The team had to strike an equilibrium between Kristin’s yin and Tom’s yang. For instance, he wanted paneling, and she wanted lighter walls (“I didn’t want it dark and cavelike,” Kristin says). So, in the dining room, the accent wall around the dormer window that frames the lake view was paneled, but the other walls were left creamy white.
Tom’s list called for a moose antler chandelier, so Ballard suspended it above a simple trestle table surrounded by spare Shaker-style slat-back chairs. The living room’s massive fieldstone fireplace (on both the Simons’ lists) is framed in more creamy white walls and green-painted built-ins. In both these rooms, potentially heavy details are leavened with lighter surface treatments and furniture featuring clean silhouettes.
In the kitchen, this combination manifests as more austere overhead wooden cabinets in a quasi-Mission style contrasted with undercounter cabinets swathed in a calming green. The backsplashes resemble subway tile but skew more camplike by virtue of their finish, which is unpolished and defined by irregular edges. Straddling the Simons’ potentially opposing predilections is the lighting deployed throughout the house, which in most cases has an industrial feel that can be equally at home with rustic or refined surroundings. “They’re all different metals,” says Ballard, “which helped break up tones that dominated the fairly traditional elements in the spaces and also added another texture.”
Outside, Knickerbocker redid all the stone walls and steps and built a stone patio that now connects to the path leading to the lake. Lewis then came in and planted a native Maine landscape: high-bush blueberries, viburnum, witch hazel, ferns, and plants with pollinator value adding accents of seasonal color. “There’s nothing flashy about it,” says Lewis. “It allows the architecture to speak and takes a supportive role.”
It’s all visible from the screened porch, which Kristin calls “my little slice of heaven.” To one side, near the pass-through window of the pantry bar, is a lounging area with wicker seating.
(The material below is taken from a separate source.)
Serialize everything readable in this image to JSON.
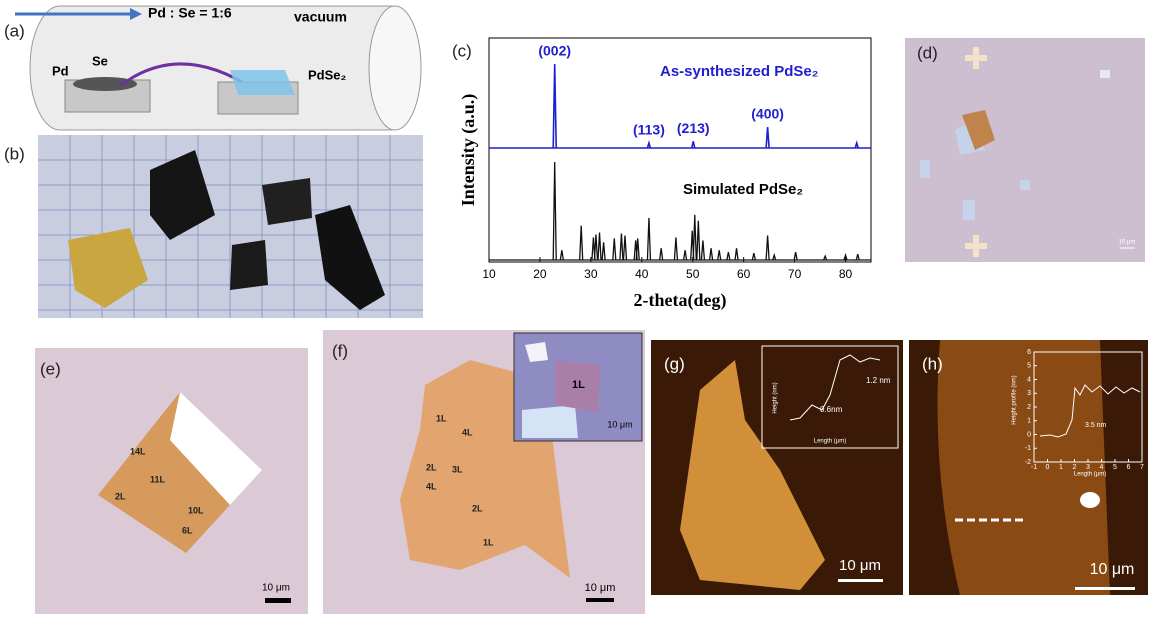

To the other is a teak dining table and chairs. “We paid a lot of attention to the ceiling here,” notes Ballard. “We wanted it to look like knotty alder so it wouldn’t be too dark. But it was COVID by then, so it became a matter of what we could get.” Local eastern white cedar did the trick.
The porch is where, these days, Tom and Kristin sit to make their lists, usually with the family labradoodle, Millie, snoozing happily nearby. But, instead of building materials, architectural features, color palettes, and other desires for design and construction, these lists focus on a new phase. “Here’s where we plan the activities we’re going to do each day, make grocery lists, and plan the Thanksgiving meal,” says Kristin. And dictating all those lists is one supreme objective: to unwind, relax, and enjoy each other.